As a final case in frequency adjustment I love the discipline with which Wine Express.com (of Wine Enthusiast) evolved their discounted “Wine of the Week” program to “Wine of the Day”.  How did they get away with a 400% increase in email volume?

  • They surveyed their list first and found the majority of list members were okay with receiving more email provided it delivered a commensurate increase in value.  Since their list members are wine lovers, they were eager for more than one special deal a week.
  • They scaled back other email programs so the overall weekly volume would not be overwhelming, resulting in decreased sending of featured wine specials and seasonal offers.
  • They created offer exclusivity.  Each “Wine of the Day”offer is good for only 24 hours.

This wine marketer increased a weekly email promotion to a daily promotion without upsetting their list because they did their homework first.  Revenue generated through email has since increased 69%, and is now over 50% of total revenue.  However, had the move from weekly to daily email backfired, they wouldn’t have continued the new frequency.

There is no “one-size-fits-all” email frequency either across or within vertical industries.  Moreover, there should be no sacred cows when it comes to email frequency.  The right frequency is the one which resonates with your audience.  And keep in mind, different frequencies will resonate differently with unique segments of your own list, so there is also no “one-size-fits-all” frequency even for your own list.
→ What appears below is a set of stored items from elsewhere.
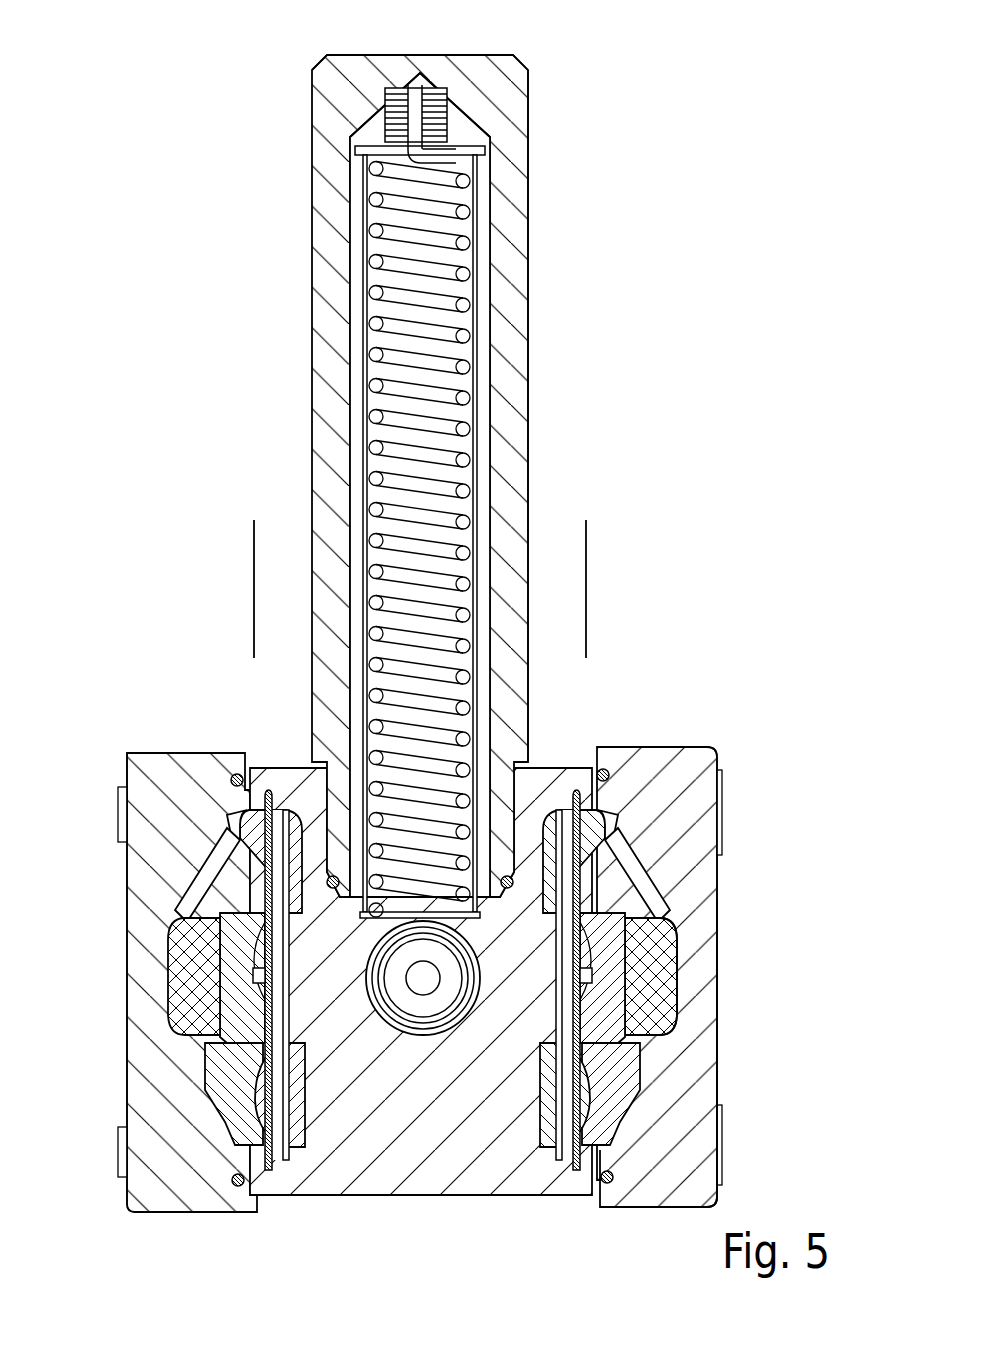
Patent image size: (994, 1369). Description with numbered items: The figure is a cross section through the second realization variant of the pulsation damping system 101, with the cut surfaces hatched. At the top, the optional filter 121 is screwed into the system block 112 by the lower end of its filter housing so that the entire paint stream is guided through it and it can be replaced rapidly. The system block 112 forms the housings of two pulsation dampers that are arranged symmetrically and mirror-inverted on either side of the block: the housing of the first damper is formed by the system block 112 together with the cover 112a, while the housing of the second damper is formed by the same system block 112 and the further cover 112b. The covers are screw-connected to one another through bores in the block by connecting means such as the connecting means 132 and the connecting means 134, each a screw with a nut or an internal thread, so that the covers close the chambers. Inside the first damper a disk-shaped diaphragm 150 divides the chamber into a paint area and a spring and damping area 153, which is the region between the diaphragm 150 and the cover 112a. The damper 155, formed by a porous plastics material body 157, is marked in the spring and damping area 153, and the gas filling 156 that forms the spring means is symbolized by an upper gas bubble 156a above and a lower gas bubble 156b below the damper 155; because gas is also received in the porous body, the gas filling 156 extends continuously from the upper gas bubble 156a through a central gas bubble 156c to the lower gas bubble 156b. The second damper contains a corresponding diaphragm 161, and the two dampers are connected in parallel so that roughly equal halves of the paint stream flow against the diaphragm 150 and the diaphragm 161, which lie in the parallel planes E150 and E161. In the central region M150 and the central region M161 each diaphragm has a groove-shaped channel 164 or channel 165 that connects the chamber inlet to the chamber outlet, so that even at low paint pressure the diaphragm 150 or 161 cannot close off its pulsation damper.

The pulsation damping system 101 is at (692, 173).
The filter 121 is at (550, 133).
The system block 112 is at (420, 1153).
The cover 112a is at (655, 770).
The further cover 112b is at (155, 1068).
The connecting means 132 is at (720, 780).
The connecting means 134 is at (720, 1168).
The diaphragm 150 is at (597, 945).
The central region of diaphragm M150 is at (600, 1003).
The spring and damping area 153 is at (620, 887).
The damper 155 is at (643, 935).
The porous plastics material body 157 is at (643, 935).
The gas filling 156 is at (612, 857).
The upper gas bubble 156a is at (630, 825).
The lower gas bubble 156b is at (610, 1113).
The central gas bubble 156c is at (647, 1013).
The diaphragm 161 is at (232, 970).
The central region of diaphragm M161 is at (227, 948).
The channel 164 is at (552, 978).
The channel 165 is at (290, 973).
The plane E161 is at (254, 562).
The plane E150 is at (586, 562).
If you can’t gauge or provide a means for obtaining individual subscriber frequency choices, the right frequency is the one you can justify by continually meeting these five objectives: 1) list segmentation, 2) offer relevancy, 3)content variety 4) content freshness, and 5) consistently solid response.

For sustainable success, your program must deliver messages with meaningful or interesting content sent at relevant yet non-intrusive intervals.  Every message should answer the ever-present question in the minds of your subscribers – WIIFM? (what’s in it for me?).  If a message does not clearly articulate the WIIFM (and especially if you can’t answer that question yourself) don’t send it.  Head back to the drawing board or dial-back the frequency instead.